Telling the tale of a distressed and inequitable society, a selection of newspaper snippets from the second half of June 1861:
The other day a gentleman was casually walking down the principal street of Tullamore, when he was pounced upon by four stout female mendicants, who demanded money of him; when he refused to comply, they caught him, dragged him into a gateway, and kept him there for some time, trying to extort money from him, until a policeman happening to pass by, he called him to his aid and gave up the amazonians in charge of him. They were brought before the Town Magistrate, who fined them 4s each, which sum they immediately paid.
A woman who gave her name as Hogan, appeared before the (Tullamore) board with a child in her arms, which she stated she wanted to get admitted to the house. The child, which was illegitimate, belonged to her daughter who ran away the other day, leaving the child with her. It appearing that the mother of the child, as well as the child itself, were formerly paupers in the house, and that Mrs Hogan came before the board some time ago and agreed then to support both outside, if they received clothes from the guardians to enable them to leave the house, the Board now refused to admit the child.
A man named Darvison was charged by the Borrisokane Board of Guardians with deserting his wife and son, thereby leaving them chargeable on the ratepayers, as they were compelled to seek shelter in the Workhouse. It appearing, however, that Darvison was not married to her, though they were living together as man and wife in the town for years, the charge against him was dismissed.

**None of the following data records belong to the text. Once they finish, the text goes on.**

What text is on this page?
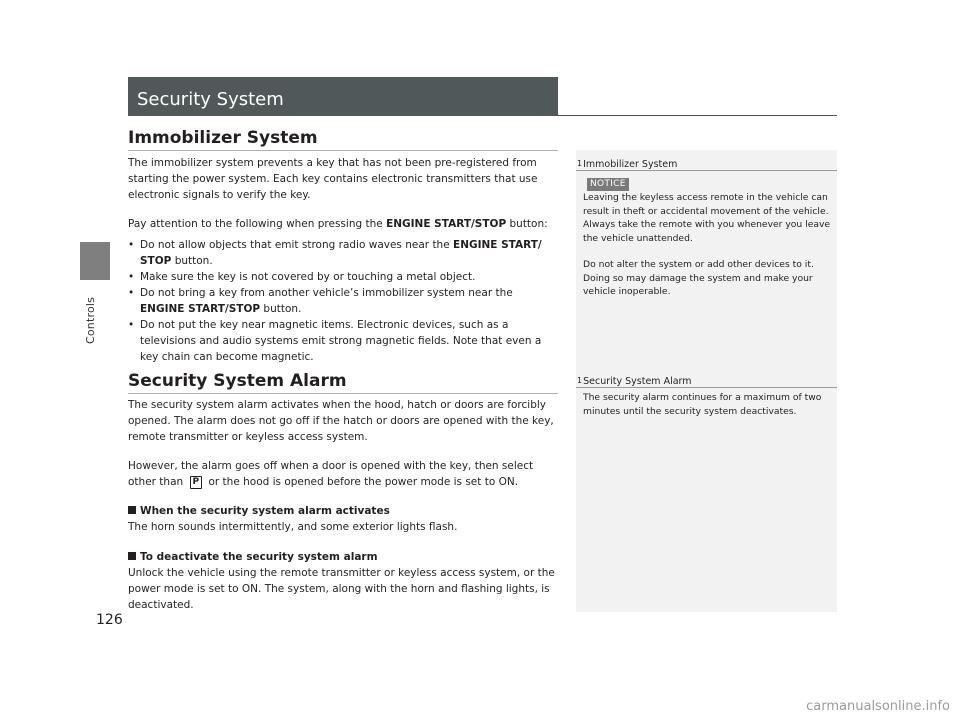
Controls
126
Security System
Immobilizer System

The immobilizer system prevents a key that has not been pre-registered from starting the power system. Each key contains electronic transmitters that use electronic signals to verify the key.

Pay attention to the following when pressing the ENGINE START/STOP button:

• Do not allow objects that emit strong radio waves near the ENGINE START/ STOP button.
• Make sure the key is not covered by or touching a metal object.
• Do not bring a key from another vehicle’s immobilizer system near the ENGINE START/STOP button.
• Do not put the key near magnetic items. Electronic devices, such as a televisions and audio systems emit strong magnetic fields. Note that even a key chain can become magnetic.
Security System Alarm

The security system alarm activates when the hood, hatch or doors are forcibly opened. The alarm does not go off if the hatch or doors are opened with the key, remote transmitter or keyless access system.

However, the alarm goes off when a door is opened with the key, then select other than P or the hood is opened before the power mode is set to ON.

When the security system alarm activates

The horn sounds intermittently, and some exterior lights flash.

To deactivate the security system alarm

Unlock the vehicle using the remote transmitter or keyless access system, or the power mode is set to ON. The system, along with the horn and flashing lights, is deactivated.

1Immobilizer System
NOTICE

Leaving the keyless access remote in the vehicle can result in theft or accidental movement of the vehicle. Always take the remote with you whenever you leave the vehicle unattended.

Do not alter the system or add other devices to it. Doing so may damage the system and make your vehicle inoperable.

1Security System Alarm

The security alarm continues for a maximum of two minutes until the security system deactivates.

carmanualsonline.info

Peter Birmingham, a boy about 15 years of age, pleased guilty to stealing two asses at Thurles in April last. The boy said he had been told by a neighbour to take them, and that he didn't know it was any harm at the time. He got 3 months' imprisonment and hard labour.
Hannah Ford, for having a standing in the street in Toomevara on Sunday, was fined 1shilling and costs.
Nugent, Esq, Portumna and HC Cowper, Esq, North Wales, have arrived at the Royal Hotel, Killaloe, for trout and salmon fishing on the Shannon and Lough Derg.
Lost, between Drumcondra Bridge and the Broadstone Station, an ENVELOPE, containing two five pound notes and some papers. A reward of £1 will be given to any person bringing same to Miss Carpenter, 8 Lower Dorset Street, Drumcondra Road.
Deed lost by a Gentleman on Thursday the 27th inst, between Sackville Street and Upper Dorset Street. An ENVELOPE containing a Parchment Deed. Any person bringing same to Mr Archibald Robinson, 13 Lower Fitzwilliam Street, will receive a reward of five shillings.
There is a greater influx of tourists into Killaloe this season than we remember for a long time. Scarely a steamer arrives from Athlone that does not bring large parties, almost all of whom spend a week or fortnight there, enjoying the fishing, boating and driving, and above all the delightful scenery for which the place is celebrated.